Eine persönliche Anmerkung: Als ich 2015 griechischer Finanzminister war, dachte eine griechische Pro-Troika-Zeitung, sie könnte mich mit einer Karikatur herabsetzen, die mich als Shylock-ähnliche Figur[1] darstellte. Was diese Idioten nicht wussten, war, dass sie mich sehr stolz gemacht haben! Der Versuch, mein Image zu beflecken, indem man mich mit einem Juden vergleicht, war und ist ein Ehrenzeichen.
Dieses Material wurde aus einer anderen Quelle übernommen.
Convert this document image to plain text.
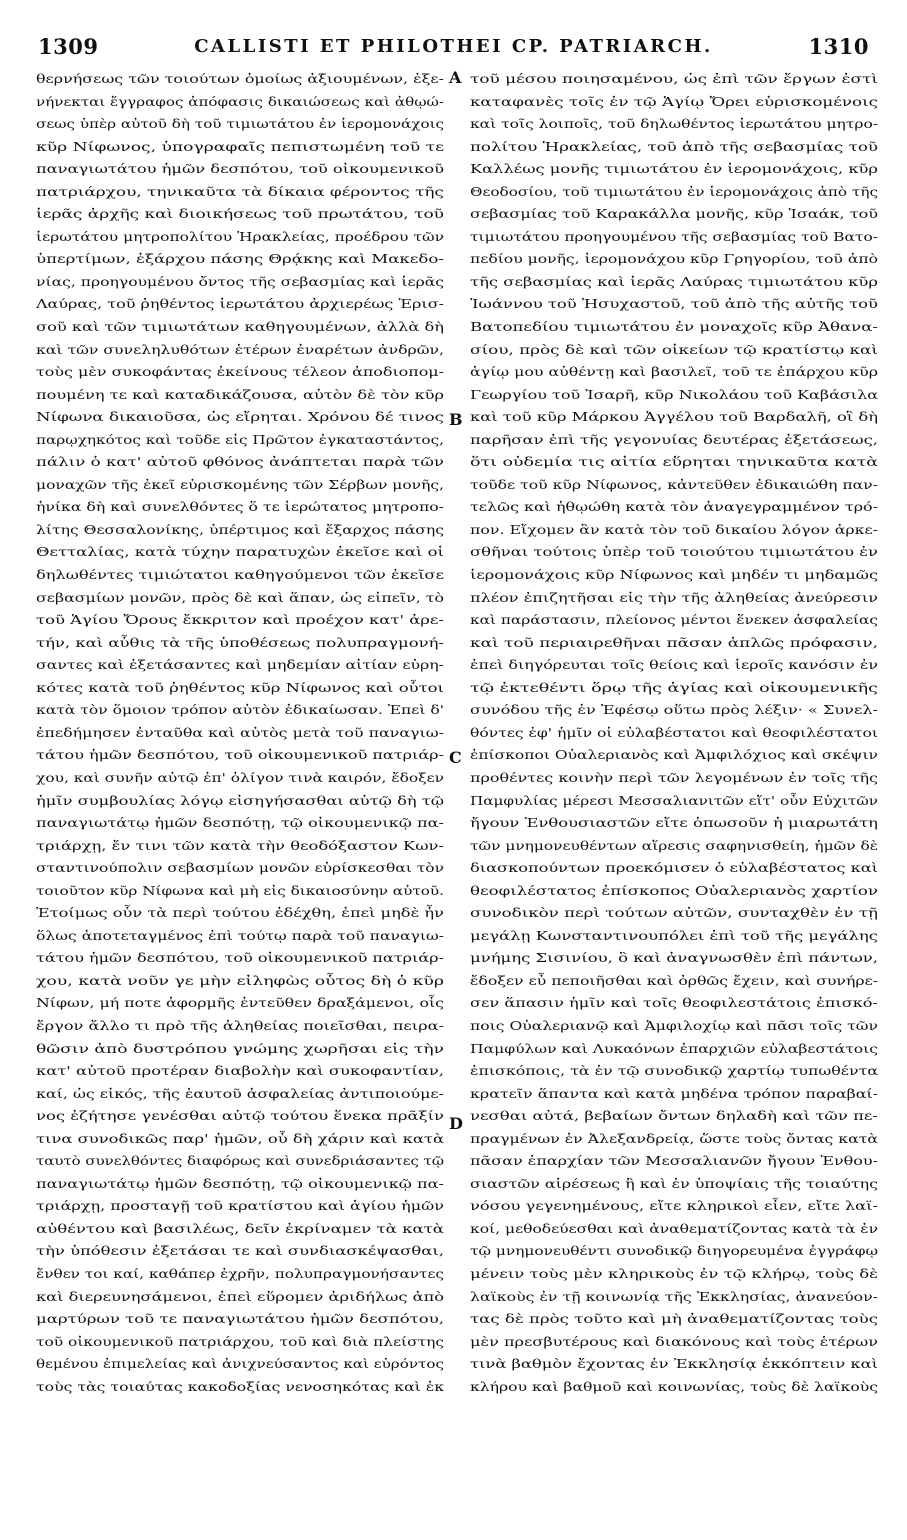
1309	CALLISTI ET PHILOTHEI CP. PATRIARCH.	1310
θερνήσεως τῶν τοιούτων ὁμοίως ἀξιουμένων, ἐξε-
νήνεκται ἔγγραφος ἀπόφασις δικαιώσεως καὶ ἀθῳώ-
σεως ὑπὲρ αὐτοῦ δὴ τοῦ τιμιωτάτου ἐν ἱερομονάχοις
κῦρ Νίφωνος, ὑπογραφαῖς πεπιστωμένη τοῦ τε
παναγιωτάτου ἡμῶν δεσπότου, τοῦ οἰκουμενικοῦ
πατριάρχου, τηνικαῦτα τὰ δίκαια φέροντος τῆς
ἱερᾶς ἀρχῆς καὶ διοικήσεως τοῦ πρωτάτου, τοῦ
ἱερωτάτου μητροπολίτου Ἡρακλείας, προέδρου τῶν
ὑπερτίμων, ἐξάρχου πάσης Θρᾴκης καὶ Μακεδο-
νίας, προηγουμένου ὄντος τῆς σεβασμίας καὶ ἱερᾶς
Λαύρας, τοῦ ῥηθέντος ἱερωτάτου ἀρχιερέως Ἐρισ-
σοῦ καὶ τῶν τιμιωτάτων καθηγουμένων, ἀλλὰ δὴ
καὶ τῶν συνεληλυθότων ἑτέρων ἐναρέτων ἀνδρῶν,
τοὺς μὲν συκοφάντας ἐκείνους τέλεον ἀποδιοπομ-
πουμένη τε καὶ καταδικάζουσα, αὐτὸν δὲ τὸν κῦρ
Νίφωνα δικαιοῦσα, ὡς εἴρηται. Χρόνου δέ τινος
παρῳχηκότος καὶ τοῦδε εἰς Πρῶτον ἐγκαταστάντος,
πάλιν ὁ κατ' αὐτοῦ φθόνος ἀνάπτεται παρὰ τῶν
μοναχῶν τῆς ἐκεῖ εὑρισκομένης τῶν Σέρβων μονῆς,
ἡνίκα δὴ καὶ συνελθόντες ὅ τε ἱερώτατος μητροπο-
λίτης Θεσσαλονίκης, ὑπέρτιμος καὶ ἔξαρχος πάσης
Θετταλίας, κατὰ τύχην παρατυχὼν ἐκεῖσε καὶ οἱ
δηλωθέντες τιμιώτατοι καθηγούμενοι τῶν ἐκεῖσε
σεβασμίων μονῶν, πρὸς δὲ καὶ ἅπαν, ὡς εἰπεῖν, τὸ
τοῦ Ἁγίου Ὄρους ἔκκριτον καὶ προέχον κατ' ἀρε-
τήν, καὶ αὖθις τὰ τῆς ὑποθέσεως πολυπραγμονή-
σαντες καὶ ἐξετάσαντες καὶ μηδεμίαν αἰτίαν εὑρη-
κότες κατὰ τοῦ ῥηθέντος κῦρ Νίφωνος καὶ οὗτοι
κατὰ τὸν ὅμοιον τρόπον αὐτὸν ἐδικαίωσαν. Ἐπεὶ δ'
ἐπεδήμησεν ἐνταῦθα καὶ αὐτὸς μετὰ τοῦ παναγιω-
τάτου ἡμῶν δεσπότου, τοῦ οἰκουμενικοῦ πατριάρ-
χου, καὶ συνῆν αὐτῷ ἐπ' ὀλίγον τινὰ καιρόν, ἔδοξεν
ἡμῖν συμβουλίας λόγῳ εἰσηγήσασθαι αὐτῷ δὴ τῷ
παναγιωτάτῳ ἡμῶν δεσπότῃ, τῷ οἰκουμενικῷ πα-
τριάρχῃ, ἔν τινι τῶν κατὰ τὴν θεοδόξαστον Κων-
σταντινούπολιν σεβασμίων μονῶν εὑρίσκεσθαι τὸν
τοιοῦτον κῦρ Νίφωνα καὶ μὴ εἰς δικαιοσύνην αὐτοῦ.
Ἑτοίμως οὖν τὰ περὶ τούτου ἐδέχθη, ἐπεὶ μηδὲ ἦν
ὅλως ἀποτεταγμένος ἐπὶ τούτῳ παρὰ τοῦ παναγιω-
τάτου ἡμῶν δεσπότου, τοῦ οἰκουμενικοῦ πατριάρ-
χου, κατὰ νοῦν γε μὴν εἰληφὼς οὗτος δὴ ὁ κῦρ
Νίφων, μή ποτε ἀφορμῆς ἐντεῦθεν δραξάμενοι, οἷς
ἔργον ἄλλο τι πρὸ τῆς ἀληθείας ποιεῖσθαι, πειρα-
θῶσιν ἀπὸ δυστρόπου γνώμης χωρῆσαι εἰς τὴν
κατ' αὐτοῦ προτέραν διαβολὴν καὶ συκοφαντίαν,
καί, ὡς εἰκός, τῆς ἑαυτοῦ ἀσφαλείας ἀντιποιούμε-
νος ἐζήτησε γενέσθαι αὐτῷ τούτου ἕνεκα πρᾶξίν
τινα συνοδικῶς παρ' ἡμῶν, οὗ δὴ χάριν καὶ κατὰ
ταυτὸ συνελθόντες διαφόρως καὶ συνεδριάσαντες τῷ
παναγιωτάτῳ ἡμῶν δεσπότῃ, τῷ οἰκουμενικῷ πα-
τριάρχῃ, προσταγῇ τοῦ κρατίστου καὶ ἁγίου ἡμῶν
αὐθέντου καὶ βασιλέως, δεῖν ἐκρίναμεν τὰ κατὰ
τὴν ὑπόθεσιν ἐξετάσαι τε καὶ συνδιασκέψασθαι,
ἔνθεν τοι καί, καθάπερ ἐχρῆν, πολυπραγμονήσαντες
καὶ διερευνησάμενοι, ἐπεὶ εὕρομεν ἀριδήλως ἀπὸ
μαρτύρων τοῦ τε παναγιωτάτου ἡμῶν δεσπότου,
τοῦ οἰκουμενικοῦ πατριάρχου, τοῦ καὶ διὰ πλείστης
θεμένου ἐπιμελείας καὶ ἀνιχνεύσαντος καὶ εὑρόντος
τοὺς τὰς τοιαύτας κακοδοξίας νενοσηκότας καὶ ἐκ
τοῦ μέσου ποιησαμένου, ὡς ἐπὶ τῶν ἔργων ἐστὶ
καταφανὲς τοῖς ἐν τῷ Ἁγίῳ Ὄρει εὑρισκομένοις
καὶ τοῖς λοιποῖς, τοῦ δηλωθέντος ἱερωτάτου μητρο-
πολίτου Ἡρακλείας, τοῦ ἀπὸ τῆς σεβασμίας τοῦ
Καλλέως μονῆς τιμιωτάτου ἐν ἱερομονάχοις, κῦρ
Θεοδοσίου, τοῦ τιμιωτάτου ἐν ἱερομονάχοις ἀπὸ τῆς
σεβασμίας τοῦ Καρακάλλα μονῆς, κῦρ Ἰσαάκ, τοῦ
τιμιωτάτου προηγουμένου τῆς σεβασμίας τοῦ Βατο-
πεδίου μονῆς, ἱερομονάχου κῦρ Γρηγορίου, τοῦ ἀπὸ
τῆς σεβασμίας καὶ ἱερᾶς Λαύρας τιμιωτάτου κῦρ
Ἰωάννου τοῦ Ἡσυχαστοῦ, τοῦ ἀπὸ τῆς αὐτῆς τοῦ
Βατοπεδίου τιμιωτάτου ἐν μοναχοῖς κῦρ Ἀθανα-
σίου, πρὸς δὲ καὶ τῶν οἰκείων τῷ κρατίστῳ καὶ
ἁγίῳ μου αὐθέντῃ καὶ βασιλεῖ, τοῦ τε ἐπάρχου κῦρ
Γεωργίου τοῦ Ἰσαρῆ, κῦρ Νικολάου τοῦ Καβάσιλα
καὶ τοῦ κῦρ Μάρκου Ἀγγέλου τοῦ Βαρδαλῆ, οἳ δὴ
παρῆσαν ἐπὶ τῆς γεγονυίας δευτέρας ἐξετάσεως,
ὅτι οὐδεμία τις αἰτία εὕρηται τηνικαῦτα κατὰ
τοῦδε τοῦ κῦρ Νίφωνος, κἀντεῦθεν ἐδικαιώθη παν-
τελῶς καὶ ἠθῳώθη κατὰ τὸν ἀναγεγραμμένον τρό-
πον. Εἴχομεν ἂν κατὰ τὸν τοῦ δικαίου λόγον ἀρκε-
σθῆναι τούτοις ὑπὲρ τοῦ τοιούτου τιμιωτάτου ἐν
ἱερομονάχοις κῦρ Νίφωνος καὶ μηδέν τι μηδαμῶς
πλέον ἐπιζητῆσαι εἰς τὴν τῆς ἀληθείας ἀνεύρεσιν
καὶ παράστασιν, πλείονος μέντοι ἕνεκεν ἀσφαλείας
καὶ τοῦ περιαιρεθῆναι πᾶσαν ἁπλῶς πρόφασιν,
ἐπεὶ διηγόρευται τοῖς θείοις καὶ ἱεροῖς κανόσιν ἐν
τῷ ἐκτεθέντι ὅρῳ τῆς ἁγίας καὶ οἰκουμενικῆς
συνόδου τῆς ἐν Ἐφέσῳ οὕτω πρὸς λέξιν· « Συνελ-
θόντες ἐφ' ἡμῖν οἱ εὐλαβέστατοι καὶ θεοφιλέστατοι
ἐπίσκοποι Οὐαλεριανὸς καὶ Ἀμφιλόχιος καὶ σκέψιν
προθέντες κοινὴν περὶ τῶν λεγομένων ἐν τοῖς τῆς
Παμφυλίας μέρεσι Μεσσαλιανιτῶν εἴτ' οὖν Εὐχιτῶν
ἤγουν Ἐνθουσιαστῶν εἴτε ὁπωσοῦν ἡ μιαρωτάτη
τῶν μνημονευθέντων αἵρεσις σαφηνισθείη, ἡμῶν δὲ
διασκοπούντων προεκόμισεν ὁ εὐλαβέστατος καὶ
θεοφιλέστατος ἐπίσκοπος Οὐαλεριανὸς χαρτίον
συνοδικὸν περὶ τούτων αὐτῶν, συνταχθὲν ἐν τῇ
μεγάλῃ Κωνσταντινουπόλει ἐπὶ τοῦ τῆς μεγάλης
μνήμης Σισινίου, ὃ καὶ ἀναγνωσθὲν ἐπὶ πάντων,
ἔδοξεν εὖ πεποιῆσθαι καὶ ὀρθῶς ἔχειν, καὶ συνήρε-
σεν ἅπασιν ἡμῖν καὶ τοῖς θεοφιλεστάτοις ἐπισκό-
ποις Οὐαλεριανῷ καὶ Ἀμφιλοχίῳ καὶ πᾶσι τοῖς τῶν
Παμφύλων καὶ Λυκαόνων ἐπαρχιῶν εὐλαβεστάτοις
ἐπισκόποις, τὰ ἐν τῷ συνοδικῷ χαρτίῳ τυπωθέντα
κρατεῖν ἅπαντα καὶ κατὰ μηδένα τρόπον παραβαί-
νεσθαι αὐτά, βεβαίων ὄντων δηλαδὴ καὶ τῶν πε-
πραγμένων ἐν Ἀλεξανδρείᾳ, ὥστε τοὺς ὄντας κατὰ
πᾶσαν ἐπαρχίαν τῶν Μεσσαλιανῶν ἤγουν Ἐνθου-
σιαστῶν αἱρέσεως ἢ καὶ ἐν ὑποψίαις τῆς τοιαύτης
νόσου γεγενημένους, εἴτε κληρικοὶ εἶεν, εἴτε λαϊ-
κοί, μεθοδεύεσθαι καὶ ἀναθεματίζοντας κατὰ τὰ ἐν
τῷ μνημονευθέντι συνοδικῷ διηγορευμένα ἐγγράφῳ
μένειν τοὺς μὲν κληρικοὺς ἐν τῷ κλήρῳ, τοὺς δὲ
λαϊκοὺς ἐν τῇ κοινωνίᾳ τῆς Ἐκκλησίας, ἀνανεύον-
τας δὲ πρὸς τοῦτο καὶ μὴ ἀναθεματίζοντας τοὺς
μὲν πρεσβυτέρους καὶ διακόνους καὶ τοὺς ἑτέρων
τινὰ βαθμὸν ἔχοντας ἐν Ἐκκλησίᾳ ἐκκόπτειν καὶ
κλήρου καὶ βαθμοῦ καὶ κοινωνίας, τοὺς δὲ λαϊκοὺς
A
B
C
D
Ich spreche auch im Namen der oben erwähnten Freunde, die als Antisemiten verunglimpft wurden: Wir fühlen uns zutiefst geschmeichelt, wenn ein Antisemit uns mit einem Volk in einen Topf wirft, das den Rassismus so lange tapfer über sich ergehen lassen hat. Solange sich auch nur ein einziger Jude durch Antisemitismus bedroht fühlt, werden wir uns den Davidstern auf die Brust heften, bemüht und bereit, als Juden in Solidarität gezählt zu werden - auch wenn wir nicht jüdisch sind. Gleichzeitig tragen wir die palästinensische Flagge als Symbol der Solidarität mit einem Volk, das in einem von reaktionären Israelis errichteten Apartheidstaat lebt, der meinen jüdischen und arabischen Brüdern und Schwestern schadet und die Feuer des Rassismus schürt, welcher paradoxerweise eine immer stählernere Variante des Antisemitismus schmiedet.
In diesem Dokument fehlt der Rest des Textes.